The sheath of the peroneal tendons should be opened where they cross the CFL to visualize the calcaneal CFL footprint by distal and posterior debridement with the shaver, pushing back the tendons laterally with the rotating blade placed medially.

The position of ATFL and CFL footprints found in the present series were similar to those in previous anatomical studies [1, 2, 9, 12]. Although it was impossible to identify two or more bundles in the ATFL during arthroscopy and after open dissection because the ATFL was cut and removed during the arthroscopic procedure [5, 12], it can be noted that the ATFL talar footprint extends from the superolateral edge of the talar neck to the anterior lateral talar process [12, 15]. The arthroscopic results of this study confirm that the ATFL and CFL have a single confluent fibular footprint on the anterior distal fibula [12]. The present study shows that arthroscopic assessment of the ATFL and CFL footprints is excellent with a mean error of <2 mm except for the calcaneal CFL footprint with an error of 4 mm. The reduced accuracy for the calcaneal CFL footprint is mainly due to insufficient debridement, which was limited to the anterior CFL calcaneal insertion. More extensive dissection was necessary.

The hypothesis was that the tunnels for graft fixation during arthroscopic anatomical ATFL and CFL reconstruction should be placed in the footprint centres. The results of the present study and anatomical studies in the literature confirm that a single fibular tunnel for both the ATFL and CFL graft is logical and technically easier because these two ligaments have a confluent fibular footprint. Thus, the fibular tunnel should not be mid-distance from the anterior distal fibula because this is the location of the ATFL fibular footprint centre [2]. The common ATFL and CFL fibular tunnel should be drilled at a distal third of the anterior distal fibula from the sinus tarsi portal. The positioning error for the fibular tunnel with this technique is 3 mm too proximally from the fibular footprint centre, so the tunnel should be drilled as distally as possible. The position of the ATFL talar tunnel is more difficult to determine because the talar footprint is at a distance from the superolateral edge of the talar neck up to the anterior part of the lateral talar process. The mean positioning error for the ATFL talar tunnel is 4.4 mm too proximally. Thus, this tunnel should be placed more distally on the lateral aspect of the talar neck and drilled from the anterolateral portal in the direction of the talar body to avoid talar neck fractures on the dorsal cortex. The mean error for the positioning of the calcaneal CFL tunnel was 3.3 mm anteriorly, and thus, more posterior complete debridement should be performed and the tunnel should be placed in a more posterior position. The soft tissues should be protected during this step including a guide to push the peroneal tendons laterally. The calcaneal tunnel could also be created through another posterolateral portal with a guide applied on the calcaneal footprint centre. However, this technique was not tried in the present study.

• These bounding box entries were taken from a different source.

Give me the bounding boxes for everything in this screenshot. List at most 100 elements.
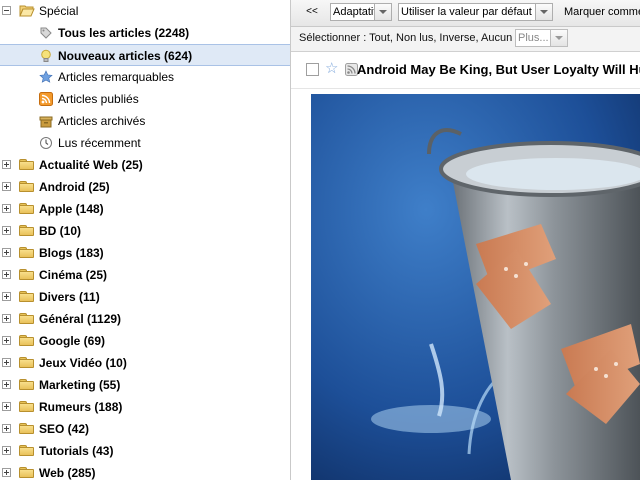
tag-icon (39, 26, 53, 40)
special-item-label: Tous les articles (2248) (58, 26, 190, 40)
special-item-label: Articles remarquables (58, 70, 175, 84)
folder-icon (19, 181, 34, 192)
category-item[interactable]: Android (25) (0, 176, 290, 198)
folder-icon (19, 159, 34, 170)
more-actions-select[interactable]: Plus... (515, 29, 568, 47)
expand-toggle-icon[interactable] (2, 270, 11, 279)
expand-toggle-icon[interactable] (2, 314, 11, 323)
view-mode-select[interactable]: Adaptatif (330, 3, 392, 21)
article-title[interactable]: Android May Be King, But User Loyalty Wi… (357, 62, 640, 77)
category-item[interactable]: BD (10) (0, 220, 290, 242)
folder-icon (19, 423, 34, 434)
tree-node-special[interactable]: Spécial (0, 0, 290, 22)
expand-toggle-icon[interactable] (2, 380, 11, 389)
special-item[interactable]: Tous les articles (2248) (0, 22, 290, 44)
expand-toggle-icon[interactable] (2, 204, 11, 213)
category-item[interactable]: Blogs (183) (0, 242, 290, 264)
headlines-toolbar: << Adaptatif Utiliser la valeur par défa… (291, 0, 640, 27)
category-item[interactable]: Tutorials (43) (0, 440, 290, 462)
expand-toggle-icon[interactable] (2, 336, 11, 345)
special-item[interactable]: Articles archivés (0, 110, 290, 132)
category-item[interactable]: Général (1129) (0, 308, 290, 330)
category-label: Divers (11) (39, 290, 100, 304)
folder-icon (19, 291, 34, 302)
category-label: Android (25) (39, 180, 110, 194)
category-label: SEO (42) (39, 422, 90, 436)
category-label: Actualité Web (25) (39, 158, 143, 172)
expand-toggle-icon[interactable] (2, 358, 11, 367)
chevron-down-icon (550, 30, 567, 46)
expand-toggle-icon[interactable] (2, 424, 11, 433)
folder-icon (19, 445, 34, 456)
chevron-down-icon (374, 4, 391, 20)
more-actions-value: Plus... (518, 32, 549, 44)
category-label: BD (10) (39, 224, 82, 238)
clock-icon (39, 136, 53, 150)
mark-as-read-button[interactable]: Marquer comme lu (564, 6, 640, 18)
category-item[interactable]: Cinéma (25) (0, 264, 290, 286)
rss-icon (39, 92, 53, 106)
category-item[interactable]: Divers (11) (0, 286, 290, 308)
folder-icon (19, 269, 34, 280)
expand-toggle-icon[interactable] (2, 468, 11, 477)
selection-links[interactable]: Sélectionner : Tout, Non lus, Inverse, A… (299, 32, 512, 44)
category-item[interactable]: SEO (42) (0, 418, 290, 440)
category-item[interactable]: Apple (148) (0, 198, 290, 220)
category-item[interactable]: Web (285) (0, 462, 290, 480)
special-item-label: Articles archivés (58, 114, 146, 128)
folder-icon (19, 379, 34, 390)
special-item[interactable]: Lus récemment (0, 132, 290, 154)
special-item[interactable]: Articles publiés (0, 88, 290, 110)
folder-icon (19, 313, 34, 324)
category-item[interactable]: Marketing (55) (0, 374, 290, 396)
limit-select[interactable]: Utiliser la valeur par défaut (398, 3, 553, 21)
category-label: Apple (148) (39, 202, 104, 216)
category-label: Général (1129) (39, 312, 122, 326)
expand-toggle-icon[interactable] (2, 402, 11, 411)
special-item-label: Lus récemment (58, 136, 141, 150)
category-label: Tutorials (43) (39, 444, 114, 458)
expand-toggle-icon[interactable] (2, 248, 11, 257)
expand-toggle-icon[interactable] (2, 446, 11, 455)
category-label: Blogs (183) (39, 246, 104, 260)
expand-toggle-icon[interactable] (2, 292, 11, 301)
category-item[interactable]: Rumeurs (188) (0, 396, 290, 418)
star-icon[interactable]: ☆ (325, 61, 338, 76)
star-icon (39, 70, 53, 84)
folder-icon (19, 467, 34, 478)
special-item-label: Articles publiés (58, 92, 139, 106)
open-folder-icon (19, 4, 35, 17)
folder-icon (19, 335, 34, 346)
article-image (311, 94, 640, 480)
expand-toggle-icon[interactable] (2, 226, 11, 235)
category-label: Marketing (55) (39, 378, 121, 392)
folder-icon (19, 357, 34, 368)
chevron-down-icon (535, 4, 552, 20)
expand-toggle-icon[interactable] (2, 182, 11, 191)
expand-toggle-icon[interactable] (2, 160, 11, 169)
collapse-sidebar-button[interactable]: << (299, 3, 325, 21)
folder-icon (19, 247, 34, 258)
category-item[interactable]: Google (69) (0, 330, 290, 352)
category-item[interactable]: Actualité Web (25) (0, 154, 290, 176)
bulb-icon (39, 49, 53, 63)
category-label: Cinéma (25) (39, 268, 108, 282)
collapse-toggle-icon[interactable] (2, 6, 11, 15)
selection-toolbar: Sélectionner : Tout, Non lus, Inverse, A… (291, 27, 640, 52)
category-label: Web (285) (39, 466, 96, 480)
folder-icon (19, 203, 34, 214)
article-header: ☆ Android May Be King, But User Loyalty … (291, 52, 640, 89)
article-select-checkbox[interactable] (306, 63, 319, 76)
view-mode-value: Adaptatif (333, 6, 377, 18)
archive-icon (39, 114, 53, 128)
folder-icon (19, 401, 34, 412)
category-label: Jeux Vidéo (10) (39, 356, 127, 370)
article-pane: << Adaptatif Utiliser la valeur par défa… (291, 0, 640, 480)
folder-icon (19, 225, 34, 236)
special-item[interactable]: Articles remarquables (0, 66, 290, 88)
special-item[interactable]: Nouveaux articles (624) (0, 44, 290, 66)
sidebar-feed-tree: Spécial Tous les articles (2248) Nouveaux… (0, 0, 291, 480)
special-item-label: Nouveaux articles (624) (58, 49, 193, 63)
category-item[interactable]: Jeux Vidéo (10) (0, 352, 290, 374)
category-label: Rumeurs (188) (39, 400, 123, 414)
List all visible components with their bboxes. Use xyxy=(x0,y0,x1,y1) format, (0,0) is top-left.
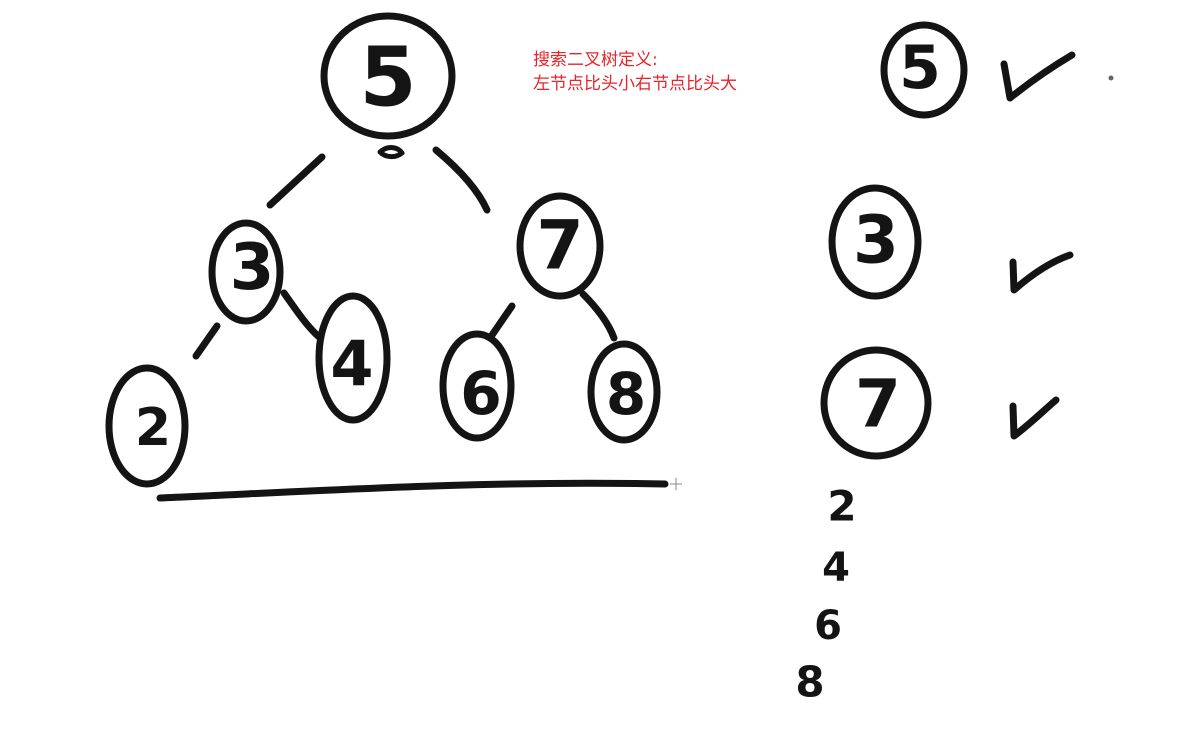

The main limitation of this study was that the procedures were performed by only one surgeon. Further anatomical studies are needed to confirm the reliability of this arthroscopic technique for the dissection of the ATFL and CFL. The clinical relevance of this study is that new arthroscopic techniques of lateral ligament repair or reconstruction can be safely and accurately developed and improved.

Conclusion

Arthroscopic identification of the ATFL, CFL and their respective footprints is safe and reliable. Tunnels entrances, in preparation for arthroscopic ligament reconstruction, are precisely positioned. Arthroscopic anatomical ligament reconstruction is a feasible option.